Imagine a scenario where doctors from different hospitals can collaborate on a surgery without having to actually be in the operating room.
What if doctors in remote locations could receive immediate expert support from top specialists in hospitals around the world?
This environment could soon become a reality thanks to research by a multi-university partnership that is testing the live broadcast of surgeries using the advanced networking consortium Internet2.

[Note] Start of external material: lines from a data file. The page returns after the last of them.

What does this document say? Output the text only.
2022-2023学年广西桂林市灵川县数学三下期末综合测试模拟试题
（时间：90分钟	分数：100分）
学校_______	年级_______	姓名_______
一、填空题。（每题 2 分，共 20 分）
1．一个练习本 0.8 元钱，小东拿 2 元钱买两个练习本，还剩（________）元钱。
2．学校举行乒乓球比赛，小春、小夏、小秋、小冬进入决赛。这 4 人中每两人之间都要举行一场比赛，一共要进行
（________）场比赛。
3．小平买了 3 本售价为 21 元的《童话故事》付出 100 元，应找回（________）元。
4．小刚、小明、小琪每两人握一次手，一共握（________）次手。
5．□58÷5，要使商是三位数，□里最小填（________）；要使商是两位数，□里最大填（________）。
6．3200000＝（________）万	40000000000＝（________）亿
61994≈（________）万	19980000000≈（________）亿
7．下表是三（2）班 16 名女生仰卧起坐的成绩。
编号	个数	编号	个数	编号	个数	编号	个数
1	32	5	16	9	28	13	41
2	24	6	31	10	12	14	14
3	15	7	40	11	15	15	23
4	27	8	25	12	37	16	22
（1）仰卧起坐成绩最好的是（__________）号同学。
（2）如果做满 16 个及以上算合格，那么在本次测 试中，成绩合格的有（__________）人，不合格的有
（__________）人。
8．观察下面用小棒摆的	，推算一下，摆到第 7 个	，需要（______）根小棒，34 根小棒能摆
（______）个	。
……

Rochester Institute of Technology is collaborating with a team led by the University of Puerto Rico School of Medicine that recently tested technology, which allows for the transmission of high quality, real time video to multiple locations. Using a secure, high-speed network, an endoscopic surgery at the University of Puerto Rico was broadcast to multiple locations in the United States. The experiment also included a multipoint videoconference that was connected to the video stream, allowing for live interaction between participants.
Results from the test were presented at a meeting of the collaboration special interest group at the fall 2008 Internet2 member meeting in New Orleans.
"The University of Puerto Rico has been performing this type of transmission between two sites for more than a year, but we are now able to utilize a combination of technologies that allows us to transmit to multiple sites simultaneously," notes José Conde, director of the Center for Information Architecture in Research at the University of Puerto Rico Medical Sciences Campus.
"Being isolated geographically from major research centers, we need to use information technology to foster research collaborations with scientists around the world," Conde adds.